Everything that happens in the Sikoba app is controlled by an application called Tx Processor. Every time a transaction is created, either by a user or by the app itself, it’s queued in a shared service between Sikoba and the Tx Processor. Transactions are then executed asynchronously by the Tx processor, and their final state is registered. The backend server was built entirely on Crystal, and the mobile app was built on React Native. The platform uses a PostgreSQL database and Redis to handle all transactions, thus effectively separating the data provision from the backend application to the mobile app, from the handling of transactions. This processing was built separate from the application for two reasons: first, it allows more freedom for different components to interact, especially when they don’t have the same response time, and second, because, in the future, the architecture will incorporate blockchain technology.

Also in the future, the app’s roadmap holds the implementation of a graph algorithm to perform a clearing of the entire credit line network: this reduces all transaction values to the minimum equivalent, while still maintaining net positions for every user.

One of the goals of the project was to design a strong architectural foundation that could allow Sikoba to evolve healthily over time.
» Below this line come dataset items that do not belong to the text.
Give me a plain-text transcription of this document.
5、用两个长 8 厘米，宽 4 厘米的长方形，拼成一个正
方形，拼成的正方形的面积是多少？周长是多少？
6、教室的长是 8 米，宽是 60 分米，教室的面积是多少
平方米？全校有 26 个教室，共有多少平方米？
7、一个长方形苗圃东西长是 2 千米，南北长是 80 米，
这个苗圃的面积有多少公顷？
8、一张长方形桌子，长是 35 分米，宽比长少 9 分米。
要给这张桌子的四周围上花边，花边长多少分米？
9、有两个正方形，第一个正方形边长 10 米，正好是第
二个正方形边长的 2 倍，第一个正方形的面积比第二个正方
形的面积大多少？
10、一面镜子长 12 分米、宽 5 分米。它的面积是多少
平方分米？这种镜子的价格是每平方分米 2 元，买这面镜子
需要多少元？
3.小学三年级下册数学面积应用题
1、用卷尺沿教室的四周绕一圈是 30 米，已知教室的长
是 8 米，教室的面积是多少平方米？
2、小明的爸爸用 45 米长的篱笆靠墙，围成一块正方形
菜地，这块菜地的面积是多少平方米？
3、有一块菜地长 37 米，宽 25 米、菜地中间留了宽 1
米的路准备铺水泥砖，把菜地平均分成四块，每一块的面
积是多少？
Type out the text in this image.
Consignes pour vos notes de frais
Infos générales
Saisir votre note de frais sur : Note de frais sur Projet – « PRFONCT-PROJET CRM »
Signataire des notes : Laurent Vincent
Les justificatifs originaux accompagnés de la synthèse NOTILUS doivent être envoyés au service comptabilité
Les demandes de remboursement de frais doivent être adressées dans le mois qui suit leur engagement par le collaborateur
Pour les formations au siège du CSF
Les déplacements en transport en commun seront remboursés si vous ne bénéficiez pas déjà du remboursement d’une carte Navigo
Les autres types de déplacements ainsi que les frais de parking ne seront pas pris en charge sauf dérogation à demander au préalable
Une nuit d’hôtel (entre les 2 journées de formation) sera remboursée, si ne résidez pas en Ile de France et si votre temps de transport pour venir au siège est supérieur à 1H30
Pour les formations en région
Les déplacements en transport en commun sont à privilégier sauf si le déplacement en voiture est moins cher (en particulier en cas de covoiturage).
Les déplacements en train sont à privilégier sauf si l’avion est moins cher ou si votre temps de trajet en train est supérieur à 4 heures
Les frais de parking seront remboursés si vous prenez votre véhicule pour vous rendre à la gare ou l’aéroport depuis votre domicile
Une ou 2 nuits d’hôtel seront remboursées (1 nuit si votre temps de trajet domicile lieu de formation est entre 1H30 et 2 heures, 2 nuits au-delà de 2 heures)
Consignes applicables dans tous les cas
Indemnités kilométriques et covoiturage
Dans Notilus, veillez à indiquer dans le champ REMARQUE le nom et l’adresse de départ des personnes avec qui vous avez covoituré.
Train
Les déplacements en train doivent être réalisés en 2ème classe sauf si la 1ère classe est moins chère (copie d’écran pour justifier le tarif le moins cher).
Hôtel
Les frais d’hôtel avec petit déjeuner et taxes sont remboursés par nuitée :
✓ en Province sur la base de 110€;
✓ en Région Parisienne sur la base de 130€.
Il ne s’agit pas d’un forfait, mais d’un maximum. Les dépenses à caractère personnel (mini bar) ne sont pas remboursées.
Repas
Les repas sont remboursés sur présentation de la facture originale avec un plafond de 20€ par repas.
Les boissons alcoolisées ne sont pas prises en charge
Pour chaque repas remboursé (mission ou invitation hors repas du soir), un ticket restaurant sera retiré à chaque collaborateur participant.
That’s why we built a model that followed the open/closed principle, that states that "software entities (classes, modules, functions, etc.) should be open for extension, but closed for modification"; that is, such an entity can allow its behaviour to be extended without modifying its source code.

The team, Gus, Sol, Fran and Mauri, managed to deliver a first functional version of the product on March 14th, one day sooner than they had estimated three months before, after executing the plan with extraordinary precision: 7% ahead in time and 4% in budget.

5 /5


The main advantage of the Sikoba platform is that it reduces the amount of money needed to transact. Sikoba brings back to life thousands of years of an economic model that we need to re-learn, married with modern technology to enable trust-based networks at a scale that was impossible before.